ROSTER JUGGLE WITH SHORT CAMP

After cutting five players Friday, the Bengals still have four extra players on their roster when it comes to the maximum 80 they can have under contract when training camp starts.

But which four won't be at Georgetown College for the first practice July 29 is still up in the air for a variety of reasons. The central question appears to be how many kickers to take to the shortest scheduled Bengals training camp ever. Jake Richardson was a Friday casualty, leaving incumbent Kevin Huber as the lone punter. But kickers Mike Nugent and Dave Rayner staged a spirited battle this week in the mandatory minicamp with the only miss of 12 field-goal tries from each being Rayner's 54-yarder.

One of the factors is going to be the progress of contract negotiations with the draft picks. With first-rounder Jermaine Gresham safely tucked in at No. 21, nobody is really expecting a holdout so there could not be any free spots on the roster.

Plus, head coach Marvin Lewis is preparing for five preseason games in 25 days starting with the Aug. 8 Hall of Fame Game in Canton, Ohio, and is opting not to put his players through the meat grinder. He didn't move up his start date and he's opted to break camp Aug. 13 after just 13 days in camp.

If he wants to give his position players a break, Lewis may decide to take just one kicker so he's got some bodies. He does have some injury situations that could dictate that, with right tackle Andre Smith (foot), and SAM linebackers Rey Maualuga and Rashad Jeanty (leg) coming back from offseason procedures, as well as tight end Reggie Kelly and right end Antwan Odom coming off Achilles surgery.

And the Bengals aren't overstocked in a lot of spots. After cutting their most experienced cornerback in Keiwan Ratliff as well as first-year cornerback DeAngelo Willingham and rookie free-agent safety Bryan Evans, the Bengals still have 15 defensive backs on the roster and could lose one or two more.

Also released was first-year running back Walter Mendenhall, but the Bengals have just two running backs (first-year player Cedric Peerman and rookie free agent Cordera Eason of Mississippi) behind Cedric Benson, Bernard Scott and Brian Leonard.

It is doubtful they would hack into either the offensive or defensive lines, but there is a lot to hash out between now and the 29th.

The Bengals have had 12-day camps during their 13 seasons at Georgetown, but that was because they were cut short by weather. What hurts the college is that Lewis has opted to replace the annual intrasquad scrimmage and mock game with the Hall of Fame Game. That wipes out Georgetown's two biggest revenue days, but the club is talking to the school about coming up with some kind of marquee event that first weekend of Friday, July 30-Sunday, Aug. 1.

"We've had some informal talks about it, but nothing has been decided," said Georgetown athletic director Eric Ward, who expects the full camp schedule to be released next week.

Bill Connelly, the long-time Bengals business manager, remembers the days when the club was in camp for nine weeks. Now it's barely nine days.

"My first one in 1976 was nine weeks from start to finish," Connelly said. "It's such a big change.

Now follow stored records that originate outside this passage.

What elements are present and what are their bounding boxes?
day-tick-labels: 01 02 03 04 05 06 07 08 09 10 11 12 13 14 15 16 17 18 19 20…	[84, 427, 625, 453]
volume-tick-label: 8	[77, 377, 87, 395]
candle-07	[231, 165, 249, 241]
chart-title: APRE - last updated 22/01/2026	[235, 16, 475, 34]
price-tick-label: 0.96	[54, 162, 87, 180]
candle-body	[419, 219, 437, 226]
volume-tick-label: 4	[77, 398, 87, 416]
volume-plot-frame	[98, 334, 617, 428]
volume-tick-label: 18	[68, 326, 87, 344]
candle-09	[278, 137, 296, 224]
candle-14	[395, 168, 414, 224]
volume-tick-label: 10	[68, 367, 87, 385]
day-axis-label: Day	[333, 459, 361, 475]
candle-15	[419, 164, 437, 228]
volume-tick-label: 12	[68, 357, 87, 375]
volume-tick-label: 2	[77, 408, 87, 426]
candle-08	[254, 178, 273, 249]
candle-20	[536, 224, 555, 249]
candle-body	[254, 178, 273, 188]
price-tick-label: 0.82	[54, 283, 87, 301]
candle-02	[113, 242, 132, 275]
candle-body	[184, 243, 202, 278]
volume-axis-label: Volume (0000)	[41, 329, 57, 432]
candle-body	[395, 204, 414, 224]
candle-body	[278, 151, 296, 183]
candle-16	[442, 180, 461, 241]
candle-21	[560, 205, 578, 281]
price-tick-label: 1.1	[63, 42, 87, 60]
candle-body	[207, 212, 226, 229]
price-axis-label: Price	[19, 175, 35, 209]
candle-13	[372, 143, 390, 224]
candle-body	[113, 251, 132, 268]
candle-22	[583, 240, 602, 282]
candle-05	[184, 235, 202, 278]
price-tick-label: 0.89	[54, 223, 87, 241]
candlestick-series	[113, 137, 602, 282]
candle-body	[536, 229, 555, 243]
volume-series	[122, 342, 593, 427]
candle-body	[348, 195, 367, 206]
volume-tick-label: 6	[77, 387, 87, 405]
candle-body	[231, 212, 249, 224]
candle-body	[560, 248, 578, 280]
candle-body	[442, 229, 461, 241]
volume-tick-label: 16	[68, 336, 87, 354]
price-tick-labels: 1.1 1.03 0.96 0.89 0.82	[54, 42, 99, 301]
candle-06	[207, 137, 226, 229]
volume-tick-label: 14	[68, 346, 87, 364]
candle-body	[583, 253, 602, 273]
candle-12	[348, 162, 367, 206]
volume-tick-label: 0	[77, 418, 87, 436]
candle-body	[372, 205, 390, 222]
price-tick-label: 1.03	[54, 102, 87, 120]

We've been talking about it ever since March when we first heard from the league we might get the game."

Ward said this summer's situation doesn't impact negotiations for an extension for next year, which he says have already started. But clearly other factors do, such as the potential for a lockout and an 18-game regular season with a curtailed preseason.

"I would think the deal for next year would have a lot of conditions," Ward said. "But it's not the labor situation we're looking at so much, but the new schedule and the talk about the later start to the preseason. If (camp) got pushed back any later, it would be very difficult for us because it would displace our students."